1.What is dry syndrome?
Dry syndrome is a chronic inflammatory autoimmune disease that mainly involves exocrine glands. In addition to dry mouth and dry eyes due to decreased function of salivary glands and lacrimal glands, dry nasal cavity and dry itchy skin are also present. Due to elevated immunoglobulin in the blood, purpura-like rash may appear on the skin of the whole body, especially on the skin of the lower limbs. Dry syndrome is an autoimmune disease involving antibodies, which can cause damage to multiple organs such as lungs, blood, nerves and kidneys.
The former refers to the dry syndrome without another clearly diagnosed connective tissue disease; the latter refers to the dry syndrome occurring in another clearly diagnosed connective tissue disease such as systemic lupus erythematosus, rheumatoid arthritis and so on.
2.Which tissues and organs are mainly invaded by dry syndrome? What are the clinical manifestations?
Local manifestations.
(1) Dry mouth syndrome
Due to salivary gland lesion, the lack of salivary mucin causes the following symptoms.
(1) 70%-80% of the patients complain of dry mouth and need to drink water frequently, and solid food must be sent down with water or liquid food, and sometimes need to get up to drink water at night;
②Rampant dental caries is one of the characteristics of this disease, which shows that the teeth gradually become black and then fall off in small pieces, and finally only the residual roots remain;
③Adult mumps, 50% of patients show intermittent alternating parotid swelling and pain, involving unilateral or bilateral;
④The tongue shows painful tongue, dry and cracked tongue, and atrophied and smooth tongue papillae;
⑤ Oral mucosa with ulcers or secondary infection.
(2) Dry keratoconjunctivitis
Symptoms such as dry eyes, foreign body sensation and few tears due to the decrease of mucin secreted by lacrimal glands, and in severe cases, painful crying without tears.

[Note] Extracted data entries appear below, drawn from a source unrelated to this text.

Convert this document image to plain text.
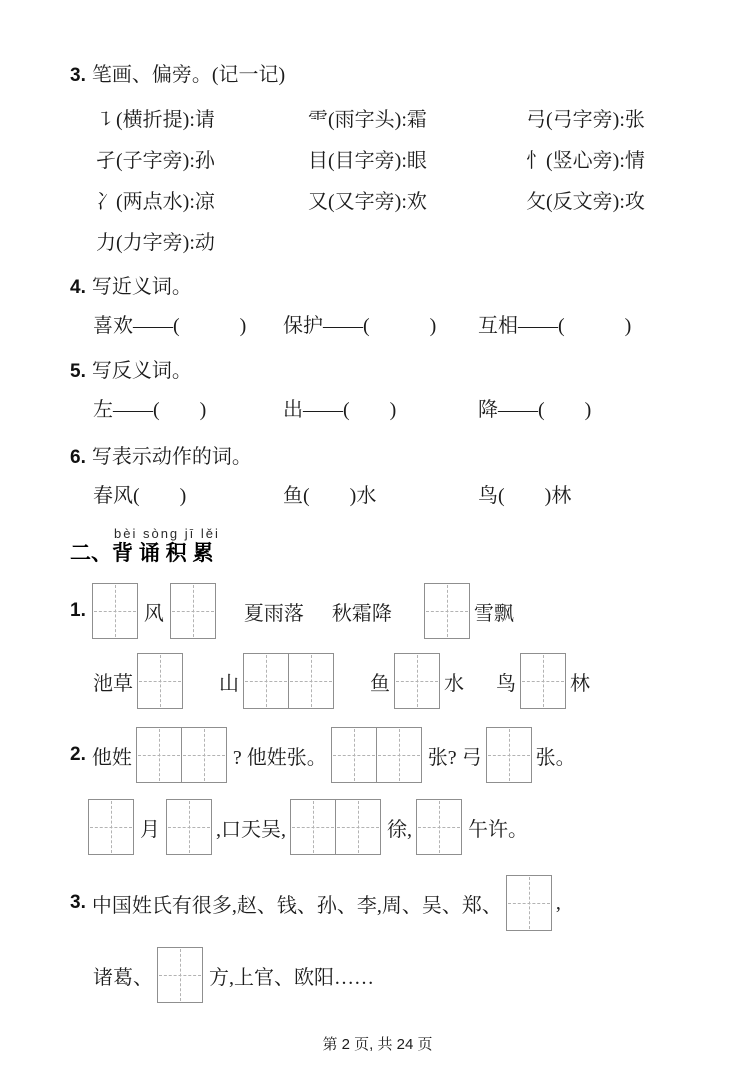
3. 笔画、偏旁。(记一记)
㇊(横折提):请	⻗(雨字头):霜	弓(弓字旁):张
孑(子字旁):孙	目(目字旁):眼	忄(竖心旁):情
冫(两点水):凉	又(又字旁):欢	攵(反文旁):攻
力(力字旁):动
4. 写近义词。
喜欢——(　　　)	保护——(　　　)	互相——(　　　)
5. 写反义词。
左——(　　)	出——(　　)	降——(　　)
6. 写表示动作的词。
春风(　　)	鱼(　　)水	鸟(　　)林
bèi sòng jī lěi
二、背 诵 积 累
1.	风	夏雨落 秋霜降	雪飘
池草	山	鱼	水 鸟	林
2. 他姓	? 他姓张。	张? 弓	张。
月	,口天吴,	徐,	午许。
3. 中国姓氏有很多,赵、钱、孙、李,周、吴、郑、	,
诸葛、	方,上官、欧阳……
第 2 页, 共 24 页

(3) Other superficial areas
Such as the nose, hard palate, trachea and its branches, digestive tract mucosa, and exocrine glands of vaginal mucosa can be involved, resulting in less secretion and corresponding symptoms.
Systemic manifestations.
In addition to dry mouth and eyes manifestations patients may also develop systemic symptoms such as malaise and hypothermia. About 2/3 of patients have systemic damage.
(1) Skin
The pathological basis of skin lesions is localized vasculitis, with allergic purpura-like rash common, mostly in the lower extremities, as red papules with clear borders of the size of rice grains, which do not fade when pressed and appear in batches. The duration of each batch is about 10 days, and it may fade on its own and leave brown pigmentation.
(2) Skeletal muscle
Arthralgia is more common, and only a small percentage of the joints are swollen, but they are not severe and transient, and joint destruction does not usually occur. Myositis is seen in about 5% of patients.
(3) Kidney
Renal damage is seen in 30%-50% of patients, mainly involving the distal renal tubules, and manifests as hypokalemic muscle paralysis due to type I renal tubular acidosis, with renal calcification, renal stones and chondromalacia in severe cases.
(4) Lung
The main pathology of the lungs is interstitial lesions, some of them appear diffuse and interstitial fibrosis, and a few die due to respiratory failure. Another small percentage of patients develop pulmonary hypertension.
(5) Digestive system
The gastrointestinal tract may have non-specific symptoms such as atrophic gastritis, decreased gastric acid, and dyspepsia due to lesions of the exocrine glands in its mucosal layer. About 20% of patients have liver damage, often combined with primary biliary cirrhosis.
(6) Neurological system
The incidence of involvement of the nervous system is about 5%. Peripheral nerve damage is the most common, and is associated with vasculitis.
(7) Hematologic system
Leukopenia or/and thrombocytopenia may occur, and bleeding tendency may occur in severe cases of low platelets. The incidence of lymphoma in this disease is approximately four times higher than in the normal population. Patients may develop angioimmunoblastoma lymphadenopathy (with macroglobulinemia), non-Hodgkin’s lymphoma, and multiple myeloma.
3.What tests should be done for dry syndrome?
A variety of autoantibodies can be detected in the serum of patients with dry syndrome, such as anti-nuclear antibody, anti-SSA antibody, anti-SSB antibody, rheumatoid factor and hyperimmunoglobulinemia. At the same time, dry eye test, lower lip gland biopsy, salivary gland nuclear examination, lung CT examination, etc. should be done.
4.What is the relationship between autoimmune hepatitis and dry syndrome?
Patients with dry syndrome may have enlarged liver and abnormal liver function. Liver puncture may also show the pathological changes of chronic active hepatitis or prolonged hepatitis, and some of them may see the chronic inflammation of intrahepatic bile duct. The combination of primary dry incandescent syndrome with autoimmune liver diseases such as autoimmune hepatitis and primary biliary cirrhosis is common in clinical practice.